Many fighting ships have military on board for the combat that might ensue when ships entangle (on purpose or not). Any sailor can engage in the fighting, but trained military are typically aboard during fleet actions. We can have such people onboard any vessel as standard crew, their numbers depending on overall ship and crew size. Larger numbers of such warriors will need quarters set aside for them (they may not be berthed with the sailors), but we needn’t go into such details unless desired.
Knights are an obvious choice for hand-to-hand combat. They weren’t on ships during the Age of Sail for the reason of gunpowder: bullets, and by extension cannons, had rendered armor useless. If we lack this issue on our world, then knights might figure heavily in the military aboard. A single knight could be present to represent knightly values or a kingdom on formal terms, or a group could be there in expectation of combat at sea. They can be available for missions ashore. However, even in a world without guns, knights still sink rather handily once overboard.
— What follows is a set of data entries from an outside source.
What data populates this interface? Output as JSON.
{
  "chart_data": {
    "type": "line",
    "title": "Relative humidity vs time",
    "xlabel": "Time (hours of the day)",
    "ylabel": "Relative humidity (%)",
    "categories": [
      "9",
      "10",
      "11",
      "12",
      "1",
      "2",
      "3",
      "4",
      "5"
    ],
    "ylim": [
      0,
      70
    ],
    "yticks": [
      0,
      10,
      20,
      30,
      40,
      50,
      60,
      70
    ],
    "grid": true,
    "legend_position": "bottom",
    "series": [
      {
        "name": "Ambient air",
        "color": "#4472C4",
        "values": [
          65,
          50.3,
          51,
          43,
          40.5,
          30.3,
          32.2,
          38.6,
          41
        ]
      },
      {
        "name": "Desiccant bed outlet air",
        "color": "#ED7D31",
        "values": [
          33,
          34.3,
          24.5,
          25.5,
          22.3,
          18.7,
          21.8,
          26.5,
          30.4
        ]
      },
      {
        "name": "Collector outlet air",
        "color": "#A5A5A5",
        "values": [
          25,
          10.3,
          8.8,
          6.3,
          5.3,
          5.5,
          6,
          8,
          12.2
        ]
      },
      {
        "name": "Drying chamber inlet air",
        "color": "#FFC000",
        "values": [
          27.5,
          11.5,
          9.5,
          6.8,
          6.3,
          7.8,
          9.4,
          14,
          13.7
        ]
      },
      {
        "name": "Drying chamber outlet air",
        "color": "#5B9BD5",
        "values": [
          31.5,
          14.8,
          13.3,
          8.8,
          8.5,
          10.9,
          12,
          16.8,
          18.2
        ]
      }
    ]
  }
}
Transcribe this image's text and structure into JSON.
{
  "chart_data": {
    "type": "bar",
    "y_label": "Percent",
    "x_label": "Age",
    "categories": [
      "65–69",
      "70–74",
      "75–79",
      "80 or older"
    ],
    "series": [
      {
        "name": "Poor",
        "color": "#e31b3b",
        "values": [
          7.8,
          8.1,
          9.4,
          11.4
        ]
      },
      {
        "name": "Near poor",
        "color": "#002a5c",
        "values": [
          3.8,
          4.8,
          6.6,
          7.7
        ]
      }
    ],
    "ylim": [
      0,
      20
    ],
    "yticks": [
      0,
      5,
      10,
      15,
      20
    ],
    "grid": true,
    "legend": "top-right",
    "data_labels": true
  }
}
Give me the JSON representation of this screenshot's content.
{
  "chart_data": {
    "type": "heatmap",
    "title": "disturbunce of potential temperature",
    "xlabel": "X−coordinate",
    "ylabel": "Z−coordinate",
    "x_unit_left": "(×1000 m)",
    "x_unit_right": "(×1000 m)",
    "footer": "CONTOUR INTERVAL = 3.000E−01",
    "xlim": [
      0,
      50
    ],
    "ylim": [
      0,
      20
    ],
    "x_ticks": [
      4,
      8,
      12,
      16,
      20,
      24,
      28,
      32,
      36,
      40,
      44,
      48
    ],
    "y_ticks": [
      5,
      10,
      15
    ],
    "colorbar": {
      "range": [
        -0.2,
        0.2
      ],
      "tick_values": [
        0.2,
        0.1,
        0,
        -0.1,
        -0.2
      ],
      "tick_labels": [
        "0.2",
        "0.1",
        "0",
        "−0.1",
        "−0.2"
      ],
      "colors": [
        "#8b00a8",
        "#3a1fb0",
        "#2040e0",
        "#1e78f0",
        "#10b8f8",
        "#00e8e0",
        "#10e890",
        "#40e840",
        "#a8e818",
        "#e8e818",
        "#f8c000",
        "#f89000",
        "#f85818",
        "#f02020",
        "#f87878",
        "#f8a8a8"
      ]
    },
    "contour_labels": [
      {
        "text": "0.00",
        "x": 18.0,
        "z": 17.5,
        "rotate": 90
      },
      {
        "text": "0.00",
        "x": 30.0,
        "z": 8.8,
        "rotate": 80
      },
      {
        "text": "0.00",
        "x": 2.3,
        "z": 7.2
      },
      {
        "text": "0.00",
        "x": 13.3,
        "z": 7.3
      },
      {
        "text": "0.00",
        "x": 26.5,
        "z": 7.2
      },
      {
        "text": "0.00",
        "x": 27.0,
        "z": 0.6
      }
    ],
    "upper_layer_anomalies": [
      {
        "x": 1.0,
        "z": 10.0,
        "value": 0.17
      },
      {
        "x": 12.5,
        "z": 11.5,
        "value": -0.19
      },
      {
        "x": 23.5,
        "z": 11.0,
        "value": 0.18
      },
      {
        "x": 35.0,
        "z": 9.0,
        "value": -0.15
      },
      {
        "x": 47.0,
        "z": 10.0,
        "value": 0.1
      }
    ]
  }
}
They also make fine targets for archers.
Pirates wouldn’t have knights on their ships and might think twice about attacking such a ship, if knights are assumed to be aboard. Why would they assume this? British ships-of-the-line were known to have marines aboard, so a ship belonging to a country of our invention can, too. Raising the country’s flag might warn off pirates.
Ninjas or other forms of martial artists could be highly prized, due to their superior rope climbing skills and balance on those yard arms. Imagine how quickly they can board an enemy ship at close range.
Aboard a ship, unless there’s a duel of some kind, the fighting is in close quarters, so space constraints would render weapons such as a staff less effective. Consider the weapons used by your warrior class which is routinely assigned to a ship, and whether they’re appropriate under these conditions.
If guns don’t exist on our world, archery is the obvious long-range weaponry fired by one person at a time (as opposed to a cannon). This can happen before and after ships entangle. These can be long/short bows or crossbows that fire flaming arrows into rigging or the hull (or people). Consider where such individuals might be stationed as ships battle.